Closing the gap between gay, heterosexual smokers
Gays and lesbians are more than twice as likely to use tobacco than heterosexuals, and University of Illinois at Chicago researchers have detailed how the disparity can be reduced.
Smoking remains the leading preventable cause of death and disease in the United States, but more than 480,000 people die prematurely each year from smoking or secondhand smoke exposure, according to the Department of Health and Human Services. Gender and sexual minorities (lesbian, gay, bisexual and transgender persons) are at a higher risk for tobacco-related health disparities because they are more likely to use tobacco.
In a new paper published in the journal Society of Behavioral Medicine, researchers led by Phoenix Matthews, professor of biobehavioral health sciences and a clinical psychologist, developed five policy recommendations to close the gap between LGBT and heterosexual smokers.
“Despite the disparities, gender and sexual minorities are not included in tobacco prevention and control efforts,” said Matthews, who has conducted extensive research in examining determinants of cancer-related health disparities focusing on black and LGBT populations. “Monitoring of tobacco use at the local, state and national levels does not include gender and sexual minorities, and it should.
“If we have this data we can begin to develop targeted educational and outreach campaigns in those communities, which we hope will then bring about behavioral changes.”
The National Institutes of Health has formally designated being a sexual or gender minority as a health disparity for purposes of its research. The designation followed a March 2011 Institute of Medicine (now the National Academies of Sciences, Engineering, and Medicine) report that said collecting more data on the LGBTQ population related to tobacco use would be a critical part of developing effective policies to better understand and eventually eliminate health disparities.
Many anti-smoking programs target specific ages, ethnicities and gender, but not sexual orientation, Matthews said. All media campaigns aimed at increasing education and outreach regarding tobacco prevention and smoking cessation treatment services should include specific messaging for gender and specific minorities, she said.
Tobacco companies added menthol to cigarettes in the 1920s, and over the years the tobacco industry has marketed menthol cigarettes as being healthier and safer. Not so, said Matthews. Therefore, reducing menthol flavored tobacco products is a third recommendation.
In 2009, as part of a national effort by the U.S. Food and Drug Administration to reduce smoking in America, especially among young people, the FDA banned certain herbs and spices, as well as flavorings such as clove, cinnamon, licorice, and coconut, in cigarettes. However, menthol was not included.
“Eighty percent of African American youth, and 50 to 60 percent of LGBT youth smoke a menthol cigarette,” Matthews said. “Public health would be improved if menthol is banned.”
Exposure to secondhand smoke claims the lives of about 600,000 people per year and accounts for about 1 percent of the global burden of disease worldwide, according to the World Health Organization. It’s been established that there is a link between several health maladies, including respiratory infections, ischaemic heart disease, lung cancer and asthma, among others.
To reduce the exposure to secondhand smoke among LGBT non-smokers, national clean air acts should be created, Matthews said.
The final recommendation is to increase training of healthcare providers on the health needs of gender and sexual minorities, especially as it relates to tobacco use.

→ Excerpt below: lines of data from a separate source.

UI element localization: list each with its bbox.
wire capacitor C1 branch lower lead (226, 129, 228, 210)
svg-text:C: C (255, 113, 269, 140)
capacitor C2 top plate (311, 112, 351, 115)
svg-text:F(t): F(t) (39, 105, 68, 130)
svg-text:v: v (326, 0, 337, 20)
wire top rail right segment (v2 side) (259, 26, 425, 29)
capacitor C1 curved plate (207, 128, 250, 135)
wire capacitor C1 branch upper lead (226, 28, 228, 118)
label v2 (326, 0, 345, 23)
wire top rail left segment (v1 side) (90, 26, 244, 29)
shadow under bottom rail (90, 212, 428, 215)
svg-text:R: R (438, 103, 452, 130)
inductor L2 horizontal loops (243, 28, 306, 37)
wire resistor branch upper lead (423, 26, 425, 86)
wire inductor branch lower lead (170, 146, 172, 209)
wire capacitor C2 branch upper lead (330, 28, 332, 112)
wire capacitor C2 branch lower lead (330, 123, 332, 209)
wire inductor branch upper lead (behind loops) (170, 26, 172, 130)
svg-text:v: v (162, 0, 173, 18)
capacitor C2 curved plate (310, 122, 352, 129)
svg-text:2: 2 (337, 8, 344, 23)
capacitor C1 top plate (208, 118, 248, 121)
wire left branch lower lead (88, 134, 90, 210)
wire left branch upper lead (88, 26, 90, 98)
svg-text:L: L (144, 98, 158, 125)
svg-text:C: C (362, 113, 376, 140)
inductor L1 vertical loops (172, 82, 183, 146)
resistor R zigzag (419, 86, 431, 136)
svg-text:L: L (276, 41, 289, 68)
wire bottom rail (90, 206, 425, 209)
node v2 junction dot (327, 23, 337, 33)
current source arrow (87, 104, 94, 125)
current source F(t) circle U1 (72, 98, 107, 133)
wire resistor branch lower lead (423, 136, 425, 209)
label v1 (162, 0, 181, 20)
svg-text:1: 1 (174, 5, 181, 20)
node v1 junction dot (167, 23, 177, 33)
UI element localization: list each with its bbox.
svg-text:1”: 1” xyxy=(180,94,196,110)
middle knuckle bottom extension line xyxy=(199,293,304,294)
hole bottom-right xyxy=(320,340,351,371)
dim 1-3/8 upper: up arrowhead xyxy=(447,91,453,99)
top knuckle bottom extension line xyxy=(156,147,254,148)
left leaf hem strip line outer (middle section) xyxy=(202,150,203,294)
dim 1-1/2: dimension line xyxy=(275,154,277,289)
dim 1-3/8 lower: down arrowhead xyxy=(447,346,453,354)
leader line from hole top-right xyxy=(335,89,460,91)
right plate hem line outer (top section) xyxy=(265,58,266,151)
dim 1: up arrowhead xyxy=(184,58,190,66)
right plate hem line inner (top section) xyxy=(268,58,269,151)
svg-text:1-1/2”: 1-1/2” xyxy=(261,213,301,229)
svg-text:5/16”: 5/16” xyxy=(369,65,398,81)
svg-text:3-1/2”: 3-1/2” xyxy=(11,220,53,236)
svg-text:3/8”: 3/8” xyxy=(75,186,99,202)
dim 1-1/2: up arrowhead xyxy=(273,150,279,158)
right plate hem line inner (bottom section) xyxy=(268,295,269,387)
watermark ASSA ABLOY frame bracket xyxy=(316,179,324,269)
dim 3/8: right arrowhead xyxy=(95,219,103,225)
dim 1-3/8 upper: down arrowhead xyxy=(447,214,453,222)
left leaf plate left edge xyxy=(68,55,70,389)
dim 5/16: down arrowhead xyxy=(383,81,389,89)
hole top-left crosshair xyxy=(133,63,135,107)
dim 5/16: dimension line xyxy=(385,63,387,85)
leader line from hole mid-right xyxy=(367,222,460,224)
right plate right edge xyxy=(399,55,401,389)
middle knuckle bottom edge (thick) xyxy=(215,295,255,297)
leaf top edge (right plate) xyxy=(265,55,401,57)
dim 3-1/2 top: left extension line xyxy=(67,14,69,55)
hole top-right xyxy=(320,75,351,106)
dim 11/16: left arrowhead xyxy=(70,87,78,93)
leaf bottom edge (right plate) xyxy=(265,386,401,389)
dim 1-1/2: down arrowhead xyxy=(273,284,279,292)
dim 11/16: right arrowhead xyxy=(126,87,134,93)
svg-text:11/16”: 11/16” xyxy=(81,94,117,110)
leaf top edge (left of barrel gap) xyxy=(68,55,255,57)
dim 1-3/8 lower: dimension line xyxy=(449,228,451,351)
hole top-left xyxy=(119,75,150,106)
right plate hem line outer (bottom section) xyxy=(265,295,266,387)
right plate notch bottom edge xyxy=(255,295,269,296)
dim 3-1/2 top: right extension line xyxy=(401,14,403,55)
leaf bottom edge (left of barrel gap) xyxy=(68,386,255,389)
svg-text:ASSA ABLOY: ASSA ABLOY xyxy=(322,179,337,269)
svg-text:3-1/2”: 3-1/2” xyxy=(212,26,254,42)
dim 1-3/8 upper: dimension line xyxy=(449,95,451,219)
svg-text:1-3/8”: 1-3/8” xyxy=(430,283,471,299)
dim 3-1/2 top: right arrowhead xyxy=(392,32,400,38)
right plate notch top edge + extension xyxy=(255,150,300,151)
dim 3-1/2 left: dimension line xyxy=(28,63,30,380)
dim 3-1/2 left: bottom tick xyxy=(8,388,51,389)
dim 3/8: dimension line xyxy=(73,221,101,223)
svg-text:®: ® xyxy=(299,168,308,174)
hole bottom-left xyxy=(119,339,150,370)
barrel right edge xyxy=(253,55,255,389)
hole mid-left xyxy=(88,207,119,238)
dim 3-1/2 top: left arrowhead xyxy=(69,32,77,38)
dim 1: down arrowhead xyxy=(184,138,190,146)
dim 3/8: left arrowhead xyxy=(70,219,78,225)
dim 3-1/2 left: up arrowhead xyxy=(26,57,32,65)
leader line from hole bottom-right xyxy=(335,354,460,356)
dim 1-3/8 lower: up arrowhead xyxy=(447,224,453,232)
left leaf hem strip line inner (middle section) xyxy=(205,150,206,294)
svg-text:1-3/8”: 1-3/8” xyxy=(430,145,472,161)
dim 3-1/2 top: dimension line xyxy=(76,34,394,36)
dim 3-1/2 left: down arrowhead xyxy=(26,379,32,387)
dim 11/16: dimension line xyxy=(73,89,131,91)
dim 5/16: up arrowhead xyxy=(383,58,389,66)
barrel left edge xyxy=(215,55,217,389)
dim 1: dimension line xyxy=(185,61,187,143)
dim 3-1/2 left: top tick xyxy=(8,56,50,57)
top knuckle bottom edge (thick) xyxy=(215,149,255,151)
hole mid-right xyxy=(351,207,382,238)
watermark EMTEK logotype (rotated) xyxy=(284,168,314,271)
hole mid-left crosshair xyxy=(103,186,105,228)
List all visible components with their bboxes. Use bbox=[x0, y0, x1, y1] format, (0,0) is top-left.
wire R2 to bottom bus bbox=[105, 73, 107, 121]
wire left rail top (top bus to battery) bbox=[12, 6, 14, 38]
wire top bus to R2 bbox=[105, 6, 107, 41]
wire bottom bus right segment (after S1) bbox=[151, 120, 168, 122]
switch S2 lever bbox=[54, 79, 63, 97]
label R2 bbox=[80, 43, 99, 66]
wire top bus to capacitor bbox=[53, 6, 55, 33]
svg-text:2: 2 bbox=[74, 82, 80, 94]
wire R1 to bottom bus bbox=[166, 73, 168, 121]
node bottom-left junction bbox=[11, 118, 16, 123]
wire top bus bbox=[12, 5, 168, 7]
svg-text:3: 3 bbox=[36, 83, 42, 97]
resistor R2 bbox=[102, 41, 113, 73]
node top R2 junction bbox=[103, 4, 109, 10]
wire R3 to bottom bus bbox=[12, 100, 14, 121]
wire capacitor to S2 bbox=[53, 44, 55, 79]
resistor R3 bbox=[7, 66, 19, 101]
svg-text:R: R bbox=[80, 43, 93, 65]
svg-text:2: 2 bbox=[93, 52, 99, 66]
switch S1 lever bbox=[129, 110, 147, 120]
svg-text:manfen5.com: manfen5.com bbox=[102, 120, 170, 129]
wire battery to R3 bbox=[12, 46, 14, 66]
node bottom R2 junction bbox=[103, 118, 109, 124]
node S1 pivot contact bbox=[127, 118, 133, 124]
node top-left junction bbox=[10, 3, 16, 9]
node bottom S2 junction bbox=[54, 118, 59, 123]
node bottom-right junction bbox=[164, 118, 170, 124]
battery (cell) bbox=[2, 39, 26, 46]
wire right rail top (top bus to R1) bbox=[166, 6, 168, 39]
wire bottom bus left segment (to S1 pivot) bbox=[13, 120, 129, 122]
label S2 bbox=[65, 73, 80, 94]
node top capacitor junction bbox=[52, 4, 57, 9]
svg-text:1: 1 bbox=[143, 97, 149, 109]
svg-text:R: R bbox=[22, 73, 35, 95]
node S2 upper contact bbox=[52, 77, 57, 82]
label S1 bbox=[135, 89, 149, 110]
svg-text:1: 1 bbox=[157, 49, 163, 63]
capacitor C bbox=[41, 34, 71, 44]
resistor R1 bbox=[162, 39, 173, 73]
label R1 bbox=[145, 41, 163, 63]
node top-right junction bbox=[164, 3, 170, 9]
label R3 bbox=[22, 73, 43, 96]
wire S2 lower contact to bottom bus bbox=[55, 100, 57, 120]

Several local and national organizations have lent their support to the policy paper, among them: The African American Tobacco Control Leadership Council; the American Academy of Nursing; Howard Brown Health; National LGBT Cancer Network; LGBT Healthlink; and the Institute for Sexual Gender Minority Health and Wellbeing.
Following the inclusion of policy briefs in the journal, the Society of Behavioral Medicine posts it online on their site, as well as the sites of the endorsing organizations. The briefs are then presented to politicians on Capitol Hill each fall, said Joanna Buscemi, assistant professor of psychology at DePaul University and health policy committee chair for the Society of Behavioral Medicine.
“It is our hope that these briefs help to close the gap between research and policy translation, and that we can advocate and educate policymakers regarding the latest research and how it can inform policy,” Buscemi said.
Assisting Matthews in the policy recommendations were Lisa Sanchez-Johnsen, Marian Fitzgibbon, Karriem Watson, Elizabeth Breen, Raymond Ruiz, and Dr. Robert Winn, all of UIC; Amanda Blok, University of Massachusetts; Joseph Lee, University of North Carolina, Chapel Hill; Brian Hitsman and Dr. Melissa Simon, Northwestern University; NFN Scout, The Torvus Group; and Laura Hein, University of South Carolina.